Boron si era opposto sin dalle prime battute alla candidatura a sindaco di Francesco Peghin. E infatti si rivelò un suicidio. “Chi l’aveva scelta?”. Ormai lo sappiamo: Bitonci! “E in questi giorni ho scoperto che i nemmeno 6.000 voti racimolati a Padova ci sono costati 136.000 euro: 22 a persona. Li portavamo fuori a mangiar la pizza e risparmiavamo. Non solo la Lega ha fatto finta di niente, ma ha pure premiato Bitonci con un nuovo seggio alla Camera. E l’onorevole, in un recente confronto tv, ha dato la colpa a Zaia se finora il Veneto non ha raggiunto l’autonomia. Dicendo che il percorso tecnico da seguire era quello proposto dal Pd. Ma si può prendere in giro gli elettori in ‘sta maniera?”.
Proprio oggi, il 22 ottobre, cade il quinto anniversario del fatidico referendum. “E non voglio ritrovarmi a ‘festeggiare’ il sesto nel 2023. Lo dico al governo nascente: chi ha dimenticato, a suon di comoda poltrona, si rinfreschi la memoria.

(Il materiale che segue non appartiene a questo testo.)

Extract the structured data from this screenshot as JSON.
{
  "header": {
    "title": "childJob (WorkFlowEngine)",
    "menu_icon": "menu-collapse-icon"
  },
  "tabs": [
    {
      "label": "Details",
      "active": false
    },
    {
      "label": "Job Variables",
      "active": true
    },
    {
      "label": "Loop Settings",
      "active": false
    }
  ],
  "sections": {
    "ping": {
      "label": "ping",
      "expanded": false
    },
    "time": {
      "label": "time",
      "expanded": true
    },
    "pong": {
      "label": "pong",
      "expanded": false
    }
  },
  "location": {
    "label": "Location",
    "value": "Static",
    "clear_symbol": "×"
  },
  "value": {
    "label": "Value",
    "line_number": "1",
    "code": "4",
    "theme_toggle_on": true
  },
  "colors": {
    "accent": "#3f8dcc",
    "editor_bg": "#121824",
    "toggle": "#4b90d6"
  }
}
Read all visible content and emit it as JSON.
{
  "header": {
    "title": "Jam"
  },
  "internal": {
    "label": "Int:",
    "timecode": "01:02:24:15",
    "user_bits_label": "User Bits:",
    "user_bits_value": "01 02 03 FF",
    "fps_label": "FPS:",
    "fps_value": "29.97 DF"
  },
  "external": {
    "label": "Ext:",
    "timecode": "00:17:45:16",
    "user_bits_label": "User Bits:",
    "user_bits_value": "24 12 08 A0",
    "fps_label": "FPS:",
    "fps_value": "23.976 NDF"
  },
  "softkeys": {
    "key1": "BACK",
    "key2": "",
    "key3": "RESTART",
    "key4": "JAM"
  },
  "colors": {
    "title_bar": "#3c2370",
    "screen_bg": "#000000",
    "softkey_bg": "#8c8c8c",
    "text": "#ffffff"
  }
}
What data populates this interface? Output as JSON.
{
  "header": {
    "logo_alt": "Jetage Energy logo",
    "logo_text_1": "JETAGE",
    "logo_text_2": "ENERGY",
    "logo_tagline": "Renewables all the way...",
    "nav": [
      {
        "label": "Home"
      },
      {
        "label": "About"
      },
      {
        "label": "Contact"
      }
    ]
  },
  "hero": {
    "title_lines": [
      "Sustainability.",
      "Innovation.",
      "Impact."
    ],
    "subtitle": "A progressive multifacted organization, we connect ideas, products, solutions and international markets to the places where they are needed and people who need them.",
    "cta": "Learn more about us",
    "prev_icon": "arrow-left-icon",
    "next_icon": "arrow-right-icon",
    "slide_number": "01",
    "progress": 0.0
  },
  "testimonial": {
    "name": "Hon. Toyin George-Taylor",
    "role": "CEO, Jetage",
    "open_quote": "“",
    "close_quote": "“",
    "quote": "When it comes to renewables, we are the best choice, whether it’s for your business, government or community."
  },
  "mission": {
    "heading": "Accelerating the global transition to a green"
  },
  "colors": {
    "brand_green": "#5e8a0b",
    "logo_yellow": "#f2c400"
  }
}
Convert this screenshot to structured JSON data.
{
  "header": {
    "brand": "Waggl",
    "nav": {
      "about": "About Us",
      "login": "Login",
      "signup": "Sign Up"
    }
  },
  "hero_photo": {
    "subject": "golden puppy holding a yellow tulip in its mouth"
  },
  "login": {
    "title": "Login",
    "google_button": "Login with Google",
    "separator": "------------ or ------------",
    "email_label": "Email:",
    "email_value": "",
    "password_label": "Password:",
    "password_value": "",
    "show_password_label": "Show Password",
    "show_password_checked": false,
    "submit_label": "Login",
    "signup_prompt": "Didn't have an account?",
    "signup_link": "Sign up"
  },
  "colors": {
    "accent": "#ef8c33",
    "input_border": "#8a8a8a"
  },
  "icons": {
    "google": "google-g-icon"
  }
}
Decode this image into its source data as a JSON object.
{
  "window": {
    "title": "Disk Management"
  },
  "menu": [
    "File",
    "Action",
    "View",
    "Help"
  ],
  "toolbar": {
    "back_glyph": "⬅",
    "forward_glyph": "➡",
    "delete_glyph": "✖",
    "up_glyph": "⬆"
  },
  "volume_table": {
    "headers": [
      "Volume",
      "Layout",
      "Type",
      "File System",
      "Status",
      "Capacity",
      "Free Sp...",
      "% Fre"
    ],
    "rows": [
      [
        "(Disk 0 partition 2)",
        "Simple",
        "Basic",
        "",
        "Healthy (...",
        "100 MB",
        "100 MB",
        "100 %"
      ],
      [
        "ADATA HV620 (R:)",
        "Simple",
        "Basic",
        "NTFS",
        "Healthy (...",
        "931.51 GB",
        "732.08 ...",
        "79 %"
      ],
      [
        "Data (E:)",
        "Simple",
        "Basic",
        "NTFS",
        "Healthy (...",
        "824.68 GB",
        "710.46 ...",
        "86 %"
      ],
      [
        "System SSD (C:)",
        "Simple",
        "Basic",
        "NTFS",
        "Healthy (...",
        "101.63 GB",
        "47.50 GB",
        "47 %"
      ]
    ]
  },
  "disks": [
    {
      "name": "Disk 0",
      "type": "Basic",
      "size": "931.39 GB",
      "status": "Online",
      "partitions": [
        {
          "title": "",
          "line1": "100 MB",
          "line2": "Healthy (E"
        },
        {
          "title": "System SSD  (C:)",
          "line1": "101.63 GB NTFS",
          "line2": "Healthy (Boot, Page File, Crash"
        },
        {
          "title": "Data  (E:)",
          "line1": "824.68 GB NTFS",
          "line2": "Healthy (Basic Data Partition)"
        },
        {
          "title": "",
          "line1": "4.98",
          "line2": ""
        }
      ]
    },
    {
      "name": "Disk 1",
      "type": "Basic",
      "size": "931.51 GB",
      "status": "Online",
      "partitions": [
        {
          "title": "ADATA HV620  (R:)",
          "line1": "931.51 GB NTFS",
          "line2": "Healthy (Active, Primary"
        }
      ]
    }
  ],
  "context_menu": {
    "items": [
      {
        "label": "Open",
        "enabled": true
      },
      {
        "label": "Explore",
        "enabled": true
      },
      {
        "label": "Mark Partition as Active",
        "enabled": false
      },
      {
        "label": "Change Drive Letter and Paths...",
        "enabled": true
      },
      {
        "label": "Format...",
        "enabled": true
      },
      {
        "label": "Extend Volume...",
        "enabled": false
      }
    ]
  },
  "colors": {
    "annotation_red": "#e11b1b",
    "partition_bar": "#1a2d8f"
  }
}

Il prossimo ministro degli Affari regionali non avrà scuse. Salvini sarebbe il migliore”. Ma come, dopo tale filippica? “Così ce lo ritroveremmo dinanzi alle proprie responsabilità”. Ah, ecco. “La Lega è un sindacato del territorio, nato per il federalismo. Se poi, come sembra, sceglieranno Calderoli, potrei anche fidarmi: da buon bergamasco sa bene come portarci al risultato. Ma prima di dare un giudizio aspetto il verdetto”. Anche quello sul suo ricorso: Boron ha chiesto l’annullamento della nomina a Pietrogrande, lo scioglimento del direttivo di Padova ed eventuali sanzioni per chi ha violato il regolamento interno. Roba pesante. “Guardi, spero davvero che la documentazione con cui mi risponderanno sia tale da chiudermi la bocca. Ne dubito, però. E in caso contrario, tutti dovranno sapere”. Quant’è vero che a pensar male si fa peccato. Ma nel Veneto verde, sempre più spesso, ci si indovina.